In the following years Foote and Randall had about thirteen telegraph related
patents registered in America, England and Canada, and in the autumn 1880 they
had a dispute with longtime Edison associate and investor Josiah C. Reiff (1838-1911)
related to the automatic telegraph. Thomas Alva Edison's patents figured
into the dispute, but he was not personally involved. Charles Adams Randall had
until the 27th September, 1920, a total of at least 68
American, British and Canadian patents to his name, of which most were related
to the development of telegraph and telephone equipment, but while he was
living in London, England, he also improved the mechanism of phonographs. Three
British patents related to phonographs were filed in 1891 and 1892 before they
were filed for patent in America. Interesting to note that Charles Adams
Randall used the address Mattapoisett
on several British patents in the 1890s, two locations 3 Woodstock Road and 1 The
Avenue at Bedford Park, and the village name from his home state
Massachusetts could also be found as the home of his mother-in-law, Mary
Frances Caspar von der Trave, born Coad,
when she died on the 27th May, 1899. Charles Adams
Randall started to use a hyphen in his name after his father died on the 24th May, 1893, and he decided to move back to America in
1901 to work mainly in New York and later Boston. Home address on British
patent application in 1904 stated as 18
Rose Street in Brooklyn, New York, and in 1914 the home address was 319
Huntington Avenue in Boston.
During
his active life Charles Adams-Randall was connected to several American
companies: The Electric Date & Time Stamp Co. Inc. in St. Louis, The
National Improved Telephone Co. in New Orleans, The Randall Telephone
Manufacturing Co. in Augusta, the Randall & Carey Vibral-Massage
Machine Co. in New York, the Pettes & Randall Co. in New York, the United
Telephone Co. in Boston around 1912, and finally the Electrical Inventions Co.
in Boston around 1916. It was mentioned in The New York Times in February, 1912, that Charles Adams-Randall was a former
assistant to Thomas Alva Edison, but until now the exact period has not been
found in the historic Edison archives. However, it may have been around the
time that Charles Adams Randall was injured and shocked at the Pelhamville Train Station accident on the 27th December, 1885. He was on his way back to his home at 219 East 48th Street in Brooklyn, New
York, after a Christmas family visit in Massachusetts, when the Boston Flyer
train on the New Haven Line was derailed. The train struck a portion of a
hundred-foot-long passenger platform lifted by a heavy wind. About one year
later, the
exact date is not yet found, Charles Adams Randall moved to London after
one or two previous short visits, but he was not in any way associated with
Thomas Alva Edison's representative in London, the
colonel George Edward Gouraud
(1842-1912), who recorded the first British wax cylinders in the Crystal Palace
on the 29th June, 1888.
Charles
Adams-Randall died on the 8th October, 1923, in Sharon, Norfolk County in
Massachusetts, and the Randall family grave marker can be
found at the Pine Island Cemetery, Marion Road, Mattapoisett in Massachusetts.
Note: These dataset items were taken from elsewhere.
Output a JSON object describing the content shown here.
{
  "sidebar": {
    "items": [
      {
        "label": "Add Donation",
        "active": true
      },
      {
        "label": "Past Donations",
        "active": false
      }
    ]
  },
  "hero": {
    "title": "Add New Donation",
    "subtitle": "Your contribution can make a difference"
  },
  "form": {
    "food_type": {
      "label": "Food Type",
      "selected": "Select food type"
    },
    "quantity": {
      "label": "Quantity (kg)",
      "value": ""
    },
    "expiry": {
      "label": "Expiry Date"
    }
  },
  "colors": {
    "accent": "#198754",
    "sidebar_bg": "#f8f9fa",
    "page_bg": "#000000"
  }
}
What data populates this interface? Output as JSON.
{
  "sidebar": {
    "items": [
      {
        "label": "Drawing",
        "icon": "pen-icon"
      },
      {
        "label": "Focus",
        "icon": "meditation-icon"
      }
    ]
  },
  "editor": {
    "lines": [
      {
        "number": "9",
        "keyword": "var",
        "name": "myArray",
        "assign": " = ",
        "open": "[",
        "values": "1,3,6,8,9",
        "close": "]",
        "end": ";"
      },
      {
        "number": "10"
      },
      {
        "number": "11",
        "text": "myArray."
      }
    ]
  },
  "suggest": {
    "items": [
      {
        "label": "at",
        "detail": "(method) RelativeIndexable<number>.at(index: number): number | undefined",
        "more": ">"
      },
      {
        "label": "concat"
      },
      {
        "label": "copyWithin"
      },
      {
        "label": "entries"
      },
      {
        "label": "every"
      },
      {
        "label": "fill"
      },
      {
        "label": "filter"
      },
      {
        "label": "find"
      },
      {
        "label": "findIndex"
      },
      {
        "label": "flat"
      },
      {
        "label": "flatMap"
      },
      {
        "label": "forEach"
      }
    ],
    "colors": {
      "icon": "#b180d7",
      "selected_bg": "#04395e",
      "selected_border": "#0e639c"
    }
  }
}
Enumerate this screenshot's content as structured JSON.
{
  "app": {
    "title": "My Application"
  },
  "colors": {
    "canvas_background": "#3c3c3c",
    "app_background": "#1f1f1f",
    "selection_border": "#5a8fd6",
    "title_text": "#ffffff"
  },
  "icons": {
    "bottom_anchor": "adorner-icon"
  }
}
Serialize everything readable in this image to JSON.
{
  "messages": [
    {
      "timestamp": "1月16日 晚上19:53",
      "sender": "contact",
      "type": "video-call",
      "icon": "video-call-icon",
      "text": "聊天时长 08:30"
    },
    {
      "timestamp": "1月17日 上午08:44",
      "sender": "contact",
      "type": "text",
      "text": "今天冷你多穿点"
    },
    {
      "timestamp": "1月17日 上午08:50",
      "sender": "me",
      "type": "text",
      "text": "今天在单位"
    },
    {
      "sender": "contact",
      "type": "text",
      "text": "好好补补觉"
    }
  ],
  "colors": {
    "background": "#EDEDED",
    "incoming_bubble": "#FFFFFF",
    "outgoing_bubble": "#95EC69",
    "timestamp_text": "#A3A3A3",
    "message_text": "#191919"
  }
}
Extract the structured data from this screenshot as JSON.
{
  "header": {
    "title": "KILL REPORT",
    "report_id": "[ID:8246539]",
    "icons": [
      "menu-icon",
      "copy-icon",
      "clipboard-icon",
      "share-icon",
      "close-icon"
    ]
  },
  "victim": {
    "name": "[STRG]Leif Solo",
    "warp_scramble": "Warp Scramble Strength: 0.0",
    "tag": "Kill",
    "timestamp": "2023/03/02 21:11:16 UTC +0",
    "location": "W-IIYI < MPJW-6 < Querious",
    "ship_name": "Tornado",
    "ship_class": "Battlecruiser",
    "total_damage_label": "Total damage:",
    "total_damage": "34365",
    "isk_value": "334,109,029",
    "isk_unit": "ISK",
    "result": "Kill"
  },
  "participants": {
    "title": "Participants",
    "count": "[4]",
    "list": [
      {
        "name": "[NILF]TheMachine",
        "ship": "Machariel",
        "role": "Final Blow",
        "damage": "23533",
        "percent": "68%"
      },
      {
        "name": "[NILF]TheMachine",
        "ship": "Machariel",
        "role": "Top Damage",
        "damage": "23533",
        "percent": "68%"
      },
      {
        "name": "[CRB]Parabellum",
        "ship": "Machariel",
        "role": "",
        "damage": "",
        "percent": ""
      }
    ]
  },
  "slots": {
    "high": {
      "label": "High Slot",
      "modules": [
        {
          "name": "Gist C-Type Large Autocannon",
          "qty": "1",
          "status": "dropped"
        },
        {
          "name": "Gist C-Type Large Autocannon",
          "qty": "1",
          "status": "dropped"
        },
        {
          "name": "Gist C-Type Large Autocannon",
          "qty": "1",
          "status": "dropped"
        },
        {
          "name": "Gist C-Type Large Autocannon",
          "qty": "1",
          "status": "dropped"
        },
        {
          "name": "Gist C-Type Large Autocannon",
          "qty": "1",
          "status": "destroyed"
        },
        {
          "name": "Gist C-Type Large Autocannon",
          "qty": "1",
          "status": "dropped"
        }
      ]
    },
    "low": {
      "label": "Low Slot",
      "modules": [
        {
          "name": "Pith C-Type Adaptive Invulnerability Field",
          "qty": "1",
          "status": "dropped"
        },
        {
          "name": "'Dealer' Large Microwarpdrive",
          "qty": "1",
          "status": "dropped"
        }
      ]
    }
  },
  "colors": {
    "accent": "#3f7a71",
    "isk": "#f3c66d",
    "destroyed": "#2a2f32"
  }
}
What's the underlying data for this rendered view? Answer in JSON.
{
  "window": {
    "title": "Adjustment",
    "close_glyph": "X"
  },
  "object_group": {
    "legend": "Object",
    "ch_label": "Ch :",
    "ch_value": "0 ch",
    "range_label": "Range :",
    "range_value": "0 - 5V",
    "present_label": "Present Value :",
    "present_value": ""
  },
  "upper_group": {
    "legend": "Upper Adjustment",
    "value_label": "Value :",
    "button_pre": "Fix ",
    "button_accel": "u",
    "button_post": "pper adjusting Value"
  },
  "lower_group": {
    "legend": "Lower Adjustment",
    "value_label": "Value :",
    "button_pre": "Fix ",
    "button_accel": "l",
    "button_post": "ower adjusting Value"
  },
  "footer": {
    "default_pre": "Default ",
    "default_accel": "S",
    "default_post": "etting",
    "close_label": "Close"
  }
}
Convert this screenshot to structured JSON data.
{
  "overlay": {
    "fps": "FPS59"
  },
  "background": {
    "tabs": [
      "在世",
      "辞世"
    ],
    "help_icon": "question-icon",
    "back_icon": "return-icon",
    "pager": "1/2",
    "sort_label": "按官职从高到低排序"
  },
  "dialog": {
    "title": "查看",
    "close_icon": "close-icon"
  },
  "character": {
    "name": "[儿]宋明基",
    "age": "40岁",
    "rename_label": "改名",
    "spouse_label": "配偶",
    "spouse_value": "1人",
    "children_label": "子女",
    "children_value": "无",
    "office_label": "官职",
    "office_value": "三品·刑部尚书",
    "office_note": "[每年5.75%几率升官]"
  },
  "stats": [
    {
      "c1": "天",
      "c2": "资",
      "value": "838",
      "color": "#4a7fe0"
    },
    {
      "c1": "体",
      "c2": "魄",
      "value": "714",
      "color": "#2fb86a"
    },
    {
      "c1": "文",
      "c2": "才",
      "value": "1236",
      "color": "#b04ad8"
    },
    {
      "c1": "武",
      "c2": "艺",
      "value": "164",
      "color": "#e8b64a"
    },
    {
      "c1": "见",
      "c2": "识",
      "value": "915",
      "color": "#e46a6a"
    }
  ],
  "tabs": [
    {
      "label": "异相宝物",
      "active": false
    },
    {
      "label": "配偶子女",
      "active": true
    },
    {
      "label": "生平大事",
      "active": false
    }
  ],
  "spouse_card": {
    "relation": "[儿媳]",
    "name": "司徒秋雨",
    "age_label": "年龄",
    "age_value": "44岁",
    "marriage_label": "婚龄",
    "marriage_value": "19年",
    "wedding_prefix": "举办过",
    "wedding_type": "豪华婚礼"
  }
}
Unfortunately, the editor has not yet found a photographic portrait of the inventor
Charles Adams-Randall in any old newspapers or historic telephone trade
magazines.
Gert J. Almind
*
Year 1822 on grave marker, but the year 1823 can be found in family ancestry
records published 1943 by Frank Alfred Randall.
*
Proclamation in London, 14th November 1889, Evelyne aged 26 in the marriage
document. Year 1870 on grave marker, but the year 1863 can be found in official
British records. Evelyne was the third of six children of Charles Albert
Ignatius (Graf von Leuchtenfels) (1824-1889) and Mary Frances (1826-1899) Caspar
von der Trave, married on the 1st February, 1853.
Siblings: Alberta Mary Frances (1853-1927), Eugenie Victoria (1855-), Percy
Cecil Arthur (1866-1897), Mabel Violet (1867-), and Carl Bernhard Oswald (1869-1880).